Two economic facts and one ambiguity

The only reason American international sanctions work is because they are enforced by the American government against Americans and American companies. I should say this is the “main reason” because American sanctions are also enforced, albeit more indirectly, against people and organizations in friendly countries. Sanctions resemble protectionism, even if they may be invoked for reasons other (good or bad) than to support prices and profits or wages of American producers—reasons such as national security or resistance to foreign tyranny. Like sanctions, for example, a “tariff against China” only works because it is enforced by the American government against Americans who want to buy Chinese goods. (See my earlier post “American Ban: Why Foreigners Comply,” October 1, 2019.)

That is provided by another example The Wall Street Journal (“Chevron faces tough task to restart Venezuela’s damaged oil fields,” Oct. 6, 2022):

Chevron wrote down its Venezuelan assets in 2020, taking a $2.6 billion charge, months after the Trump administration extended sanctions that bar US companies from drilling, transporting or selling Venezuelan crude.

This logic is not well understood by common people. Governments and certain special interests do not go out of their way to explain this.

In Chevron’s own words, the story suggests that the company may benefit most from pandering to Venezuela’s tyrannical state: “Chevron has been operating in Venezuela for nearly a century and has developed close ties to the leftist government that rules there. More than two decades.” But other American producers interested in Venezuelan oil have suffered.

Incidentally, the dire state of oil production in Venezuela provides a good and useful, if extreme, example of industrial policy.

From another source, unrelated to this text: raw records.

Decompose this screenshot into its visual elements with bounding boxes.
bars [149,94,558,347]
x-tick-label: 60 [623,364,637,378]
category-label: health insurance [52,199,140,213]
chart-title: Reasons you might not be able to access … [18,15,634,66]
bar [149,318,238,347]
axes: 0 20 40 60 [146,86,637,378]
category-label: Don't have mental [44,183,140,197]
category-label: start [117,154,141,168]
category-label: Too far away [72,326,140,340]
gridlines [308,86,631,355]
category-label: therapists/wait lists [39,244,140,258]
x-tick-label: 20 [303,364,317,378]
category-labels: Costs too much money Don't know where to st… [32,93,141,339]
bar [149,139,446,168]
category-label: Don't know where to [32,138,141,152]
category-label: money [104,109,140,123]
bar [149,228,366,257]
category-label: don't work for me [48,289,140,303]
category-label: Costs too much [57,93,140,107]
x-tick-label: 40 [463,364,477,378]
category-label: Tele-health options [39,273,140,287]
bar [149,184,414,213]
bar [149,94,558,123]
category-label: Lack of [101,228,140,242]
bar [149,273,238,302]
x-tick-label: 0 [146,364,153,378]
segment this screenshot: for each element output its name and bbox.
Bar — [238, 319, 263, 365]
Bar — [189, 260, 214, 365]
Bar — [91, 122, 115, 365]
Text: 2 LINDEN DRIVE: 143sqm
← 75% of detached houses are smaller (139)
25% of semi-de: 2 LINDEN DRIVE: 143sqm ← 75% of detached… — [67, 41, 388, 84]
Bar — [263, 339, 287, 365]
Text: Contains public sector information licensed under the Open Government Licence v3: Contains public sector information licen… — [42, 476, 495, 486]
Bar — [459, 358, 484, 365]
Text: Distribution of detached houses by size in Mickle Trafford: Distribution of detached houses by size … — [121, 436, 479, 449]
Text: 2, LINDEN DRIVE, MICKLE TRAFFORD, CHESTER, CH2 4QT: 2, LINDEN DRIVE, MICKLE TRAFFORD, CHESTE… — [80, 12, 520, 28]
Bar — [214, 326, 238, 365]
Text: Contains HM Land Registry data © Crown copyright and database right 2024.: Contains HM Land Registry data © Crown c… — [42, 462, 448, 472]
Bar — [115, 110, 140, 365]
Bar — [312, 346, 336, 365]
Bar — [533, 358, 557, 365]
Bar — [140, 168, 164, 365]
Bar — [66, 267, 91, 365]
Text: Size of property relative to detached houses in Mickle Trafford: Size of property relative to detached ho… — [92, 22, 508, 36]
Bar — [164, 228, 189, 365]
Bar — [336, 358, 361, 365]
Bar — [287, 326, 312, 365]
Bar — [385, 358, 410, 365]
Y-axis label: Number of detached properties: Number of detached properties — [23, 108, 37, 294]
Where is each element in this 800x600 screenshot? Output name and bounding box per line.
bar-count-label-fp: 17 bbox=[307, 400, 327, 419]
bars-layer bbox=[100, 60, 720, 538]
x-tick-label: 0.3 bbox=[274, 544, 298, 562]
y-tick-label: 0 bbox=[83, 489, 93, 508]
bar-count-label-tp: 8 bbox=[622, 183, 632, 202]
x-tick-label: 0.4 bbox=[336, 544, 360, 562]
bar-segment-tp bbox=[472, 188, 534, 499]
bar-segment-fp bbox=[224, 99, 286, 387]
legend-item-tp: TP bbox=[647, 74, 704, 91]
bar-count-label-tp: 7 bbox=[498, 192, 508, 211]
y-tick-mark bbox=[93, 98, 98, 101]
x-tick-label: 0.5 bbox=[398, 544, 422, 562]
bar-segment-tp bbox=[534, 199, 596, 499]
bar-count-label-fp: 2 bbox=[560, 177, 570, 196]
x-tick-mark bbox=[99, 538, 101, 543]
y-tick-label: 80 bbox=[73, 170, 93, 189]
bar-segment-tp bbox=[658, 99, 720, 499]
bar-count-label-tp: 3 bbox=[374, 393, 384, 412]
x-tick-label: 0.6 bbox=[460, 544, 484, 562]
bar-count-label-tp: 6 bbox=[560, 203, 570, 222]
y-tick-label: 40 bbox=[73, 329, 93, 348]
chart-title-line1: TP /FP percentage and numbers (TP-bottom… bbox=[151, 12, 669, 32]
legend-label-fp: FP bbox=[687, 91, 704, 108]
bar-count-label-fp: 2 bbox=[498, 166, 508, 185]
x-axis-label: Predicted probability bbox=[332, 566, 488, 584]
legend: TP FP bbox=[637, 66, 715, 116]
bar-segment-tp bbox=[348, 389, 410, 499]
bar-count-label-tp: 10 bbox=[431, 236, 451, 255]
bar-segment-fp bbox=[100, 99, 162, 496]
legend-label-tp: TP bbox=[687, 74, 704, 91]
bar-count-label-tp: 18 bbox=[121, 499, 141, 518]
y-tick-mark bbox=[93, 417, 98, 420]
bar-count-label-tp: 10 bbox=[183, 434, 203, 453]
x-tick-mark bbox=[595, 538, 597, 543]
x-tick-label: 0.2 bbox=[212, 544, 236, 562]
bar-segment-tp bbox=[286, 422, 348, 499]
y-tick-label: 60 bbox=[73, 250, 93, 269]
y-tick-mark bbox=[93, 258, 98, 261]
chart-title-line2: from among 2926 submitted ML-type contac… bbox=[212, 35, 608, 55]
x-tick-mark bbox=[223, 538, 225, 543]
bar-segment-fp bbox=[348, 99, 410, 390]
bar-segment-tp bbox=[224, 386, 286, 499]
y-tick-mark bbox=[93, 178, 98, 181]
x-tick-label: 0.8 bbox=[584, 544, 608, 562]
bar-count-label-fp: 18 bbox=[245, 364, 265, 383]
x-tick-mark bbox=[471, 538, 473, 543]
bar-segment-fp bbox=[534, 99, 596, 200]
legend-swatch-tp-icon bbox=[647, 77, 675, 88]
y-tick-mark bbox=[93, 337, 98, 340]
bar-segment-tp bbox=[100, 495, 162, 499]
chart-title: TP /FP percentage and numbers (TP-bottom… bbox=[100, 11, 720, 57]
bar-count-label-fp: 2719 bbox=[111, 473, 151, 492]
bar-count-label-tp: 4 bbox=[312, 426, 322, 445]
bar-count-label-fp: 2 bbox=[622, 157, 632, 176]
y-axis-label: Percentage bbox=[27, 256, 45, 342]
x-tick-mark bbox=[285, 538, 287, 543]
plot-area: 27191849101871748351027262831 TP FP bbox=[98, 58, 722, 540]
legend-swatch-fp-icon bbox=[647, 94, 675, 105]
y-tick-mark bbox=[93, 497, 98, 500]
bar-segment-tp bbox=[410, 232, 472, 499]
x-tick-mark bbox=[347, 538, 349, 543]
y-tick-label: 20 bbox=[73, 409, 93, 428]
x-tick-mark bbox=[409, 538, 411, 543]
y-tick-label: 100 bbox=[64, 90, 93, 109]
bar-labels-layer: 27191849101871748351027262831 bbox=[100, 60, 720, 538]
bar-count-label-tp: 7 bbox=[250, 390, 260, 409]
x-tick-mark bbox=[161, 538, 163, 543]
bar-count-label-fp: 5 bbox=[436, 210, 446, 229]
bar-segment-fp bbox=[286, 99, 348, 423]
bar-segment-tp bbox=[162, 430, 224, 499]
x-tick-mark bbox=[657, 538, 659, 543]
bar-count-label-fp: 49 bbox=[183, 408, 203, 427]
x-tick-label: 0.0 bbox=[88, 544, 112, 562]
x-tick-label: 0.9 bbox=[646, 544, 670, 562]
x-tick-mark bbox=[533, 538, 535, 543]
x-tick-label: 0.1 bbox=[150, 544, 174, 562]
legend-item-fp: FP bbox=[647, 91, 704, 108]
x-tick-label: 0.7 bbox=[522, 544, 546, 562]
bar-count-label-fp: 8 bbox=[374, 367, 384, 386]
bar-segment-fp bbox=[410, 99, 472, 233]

In otherwise instructive reports, an accompanying image caption is also provided WSJ The story does not exactly contribute to increasing economic literacy:

As oil prices rise, oil companies are no longer motivated to drill.

They may not be more motivated to drill for new, more expensive oil as prices rise other Factors work in the other direction and compensate for higher cost benefits. but Other things being equal, producers are certainly less motivated, and prices have not yet risen enough to motivate them. Ceteris paribus, high price is the only factor that can effectively motivate them to drill more.

Leave a Reply

Your email address will not be published.